しばらく漫画雑誌を買っていなかった私が、これのために毎月購入を続けてきた「IKKI」でしたが、今号で連載中止となってしまいました。その経緯は、↑の「たけくまメモ」にある通りです。

以下書くことはあくまで竹熊個人の意見
とありますが、相原氏、IKKI編集部にもある程度の配慮がある、比較的主観の低い文ではないかな、と思います。連載の相原氏の部分を読んでも、大きく食い違いはないと思いますし。

要するに、二人で共同して魚屋を開いたはいいが、俺が「これからの魚屋は魚だけでは立ちゆかないから、野菜も売ろう」と言い出して、野菜を仕入れはじめたようなものです。
魚=漫画、野菜=ネット他のメディアミックス、という事ですね。「サルまん」という偉大な魚の余光で、小さい魚を売ろうとした相原氏に対し、他の関係者が理解できない「野菜」を売ろうとした竹熊氏という構図でしょうか。一ファンとしての私としては、小さい魚でも、野菜でも、どちらでも読みたくはあったのですが、こういう形になってしまい残念です。

江上編集長による「巻末詞」には、IKKI編集部としての考えが書かれています。本件にとって重要な内容と思うので、テキスト起こししてみました(苦情があれば、すぐに消します)。

今号の巻末詞は「拡大版 お詫びと訂正」のような内容になります。そう、『サルまん2.0』の終了についてです。かつての読者の方はもちろん、初めて“サルまん”体験をする皆さんにとっても、あまりに唐突とも言える終了。その経緯、理由は、多少の誇張はあるにしても、作者自身により作品内で説明されておりますので、ここで繰り返すのはやめにします。ただ、初代担当であり、且つ現編集長である立場から、ひとつだけ申し上げさせて頂くと、今回の終了は図らずも、漫画界が置かれた状況の縮図という気がしてなりません。『サルまん』をスピリッツ誌上で連載していたのが、今から15年以上前。当時、我々が全く予想できなかったのは、やはりインターネットでしょう。当時の本作内でメディアミックスも同人誌も海外版も扱われていますが、インターネットの『イ』の字も出て来ません。しかし、その後、瞬く間に拡大したネット社会。とうぜん、漫画界・出版界にも大きな影響を与えました。竹熊・相原両氏とて例外ではありません。出版事情の悪化(なかなか本が出せない)を引き金に、ブログというものに辿り着き、結果、影響力と営業力を兼ね備える『自前のメディア』を持つに至った竹熊氏。片や、同じ状況下で、紙の雑誌からデジタルに主戦場を移すことになっても、あくまで『紙と墨』という旧来の漫画表現に拘り続けていた相原氏。かつて、漫画に対する愛情と批判精神を等しく共有していた名コンビが、デジタル化の波の中で、気付くと逆方向を向いていた感すらあります。さらに(半分、洒落とは信じますが…)竹熊氏の教授就任話から垣間見える、大学・専門学校に於ける“学問としての”漫画の興隆。これは漫画の伝統芸能化なのでしょうか?−−−『サルまん』は当時の漫画現状を総ざらいした作品とも言えますが、今回の『2.0』では身を以て今の漫画状況を体現してしまったのかもしれません。忸怩たる思いを持ちつつ、未来の『サルまん』は未来の才能に託し、ここに幕を閉じさせていただきます。短い間でしたが、ご愛読ありがとうございました。(E)

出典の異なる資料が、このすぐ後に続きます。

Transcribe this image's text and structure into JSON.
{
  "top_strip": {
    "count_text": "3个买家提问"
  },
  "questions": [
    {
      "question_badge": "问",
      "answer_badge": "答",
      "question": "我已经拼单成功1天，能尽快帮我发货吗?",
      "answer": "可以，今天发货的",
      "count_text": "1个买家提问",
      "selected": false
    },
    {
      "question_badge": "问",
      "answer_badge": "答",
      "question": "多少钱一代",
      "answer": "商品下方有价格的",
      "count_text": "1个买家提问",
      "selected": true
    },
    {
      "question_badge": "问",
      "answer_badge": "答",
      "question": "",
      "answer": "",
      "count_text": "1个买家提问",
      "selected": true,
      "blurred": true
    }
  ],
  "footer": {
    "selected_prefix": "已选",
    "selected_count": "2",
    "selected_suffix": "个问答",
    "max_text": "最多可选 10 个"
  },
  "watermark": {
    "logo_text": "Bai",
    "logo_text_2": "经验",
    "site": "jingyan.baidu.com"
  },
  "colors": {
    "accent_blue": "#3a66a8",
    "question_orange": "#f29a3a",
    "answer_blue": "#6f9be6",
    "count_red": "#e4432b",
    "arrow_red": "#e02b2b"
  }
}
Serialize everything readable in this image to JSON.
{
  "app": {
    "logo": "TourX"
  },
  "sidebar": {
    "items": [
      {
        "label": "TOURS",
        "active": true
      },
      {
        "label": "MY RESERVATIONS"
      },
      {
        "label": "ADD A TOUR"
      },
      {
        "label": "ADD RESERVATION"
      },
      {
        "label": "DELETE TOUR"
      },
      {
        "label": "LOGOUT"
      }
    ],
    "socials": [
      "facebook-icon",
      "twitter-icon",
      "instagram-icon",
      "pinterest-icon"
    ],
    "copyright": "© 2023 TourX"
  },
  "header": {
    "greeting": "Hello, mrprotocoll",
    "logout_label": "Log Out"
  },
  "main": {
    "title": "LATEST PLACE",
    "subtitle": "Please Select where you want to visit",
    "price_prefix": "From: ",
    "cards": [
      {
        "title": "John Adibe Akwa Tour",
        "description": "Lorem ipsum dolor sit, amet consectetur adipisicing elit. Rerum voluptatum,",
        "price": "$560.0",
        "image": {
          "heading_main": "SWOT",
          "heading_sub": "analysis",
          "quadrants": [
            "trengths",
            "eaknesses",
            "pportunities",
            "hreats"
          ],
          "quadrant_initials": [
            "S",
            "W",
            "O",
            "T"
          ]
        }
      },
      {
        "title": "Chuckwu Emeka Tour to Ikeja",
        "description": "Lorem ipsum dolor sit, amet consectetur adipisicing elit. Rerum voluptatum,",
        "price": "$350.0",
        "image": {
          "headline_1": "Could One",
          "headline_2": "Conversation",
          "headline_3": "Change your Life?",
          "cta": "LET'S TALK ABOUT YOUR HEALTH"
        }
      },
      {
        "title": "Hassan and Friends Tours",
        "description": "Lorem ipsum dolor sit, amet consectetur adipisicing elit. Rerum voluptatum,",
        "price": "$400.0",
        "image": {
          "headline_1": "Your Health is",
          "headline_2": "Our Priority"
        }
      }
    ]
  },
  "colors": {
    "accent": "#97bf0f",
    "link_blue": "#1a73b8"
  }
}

これから先、どのようにすれば漫画は生き残っていけるかわからない、そんな中で漫画業界の人々は様々な方向性を探っている、その中で互いに許容する事ができない相反する方向に進む人達もいる、というところでしょうか。さて、そう語る江上編集長はどちらに向かって歩いていこうと考えているのでしょうか? 竹熊氏には『それのどこが面白いの』『そこまでアニメやネットにこだわる竹熊の意図が理解できない』と言い、相原氏には『でもそれって結局昔の「サルまん」の縮小再生産をやるってことでしょ?』『漫画の枠さえ飛び越えるような斬新な試みをやらないと、旧「サルまん」を超えることは出来ない』と言う江上氏が示すのが現在の「IKKI」だとすると……すいません、サルまん以外の漫画、全然読んでませんでした。これまた、茨の道のようです。

とにかく、雑誌で買っておいて正解でした。竹熊氏は「この作品は、おそらく単行本になりません」と言っているので、たぶんならないのでしょう。時間がある時にIKKIをばらして、自分だけの愛蔵本にしようかと思います。